State Parks holds virtual open house on Squilchuck forest health project

Forest thinning will begin this fall

OLYMPIA – Oct. 12, 2022 – Washington State Parks will hold a virtual open house on an upcoming forest health project at Squilchuck State Park. The purpose of this meeting is to share updates about the project and answer questions.

The meeting will take place from 6 to 7 p.m. on Tuesday, Oct. 18 via Microsoft Teams. Attendees do not need to download Teams to join; they can use a web browser on a computer or mobile phone.

Join the Microsoft Teams Meeting here.

State Parks will conduct a forest health thinning project at Squilchuck. The work will occur between November of 2022 and March of 2023.

The agency will hire a logging contractor to thin approximately 67 acres on the park's southern and eastern boundary. This undertaking will remove smaller, weaker, less fire tolerant trees to reduce fuel loads, promote resiliency to wildfire and bark beetles, return the forest to more historic conditions and improve the health and vigor of remaining trees by reducing competition.

Project details are available at Forest Practices Permit #2707330 through the Washington Department of Natural Resources (DNR) website.

Preparation for the work is currently underway. Visitors may see paint, flagging and signs within the park. For the safety of the public and work crews, visitors are asked not to disturb markings in the park.
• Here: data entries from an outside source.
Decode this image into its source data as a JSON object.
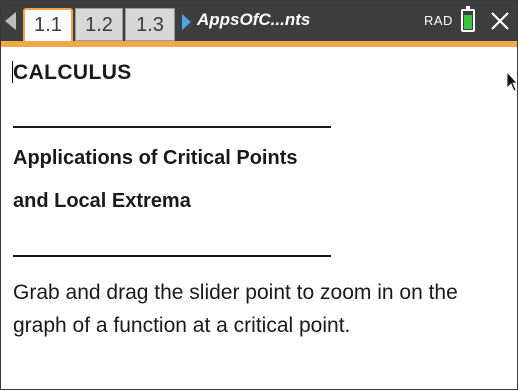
{
  "toolbar": {
    "tabs": [
      {
        "label": "1.1",
        "active": true
      },
      {
        "label": "1.2",
        "active": false
      },
      {
        "label": "1.3",
        "active": false
      }
    ],
    "doc_title": "AppsOfC...nts",
    "angle_mode": "RAD",
    "battery_level": 0.85,
    "icons": {
      "prev": "chevron-left-icon",
      "doc": "triangle-right-icon",
      "battery": "battery-icon",
      "close": "close-icon"
    },
    "colors": {
      "bar_bg": "#3d3d3d",
      "accent": "#f0a84a",
      "doc_arrow": "#4aa6e8",
      "battery": "#39c43b"
    }
  },
  "document": {
    "heading": "CALCULUS",
    "subtitle_line1": "Applications of Critical Points",
    "subtitle_line2": "and Local Extrema",
    "body": "Grab and drag the slider point to zoom in on the graph of a function at a critical point."
  }
}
Once the project is complete, additional work may include managing logging slash, revegetating disturbed soils and controlling noxious weeds. These activities may take several more seasons of monitoring and treatment to complete.

Parts of the park and trail system will be closed during logging operations. Squilchuck is known for its hiking and mountain biking trails, and any damaged trails will be repaired. The agency anticipates reopening those trails by fall of 2023. Parks staff urges visitors to stay away from closed parts of the park for their own safety and that of the work crews.

Human suppression of wildfires has left many forests in eastern Washington with an overabundance of trees that increase the risk of catastrophic fires and degrade forest health. Washington State Parks and Recreation Commission is committed to stewardship of our parks for future generations, which includes reducing wildfire risk to the surrounding community and protecting and improving parks' natural resources.

News media contact:

David Cass, Agency Forester (360) 386-2990

About Washington State Parks

The Washington State Park Commission manages more than 100 state parks and properties totaling approximately 120,000 acres. The Commission provides a variety of recreation opportunities for citizens and provides stewardship protection for a diverse array of natural, cultural and historic resources. State Parks’ statewide programs include long-distance trails, boating safety and winter recreation.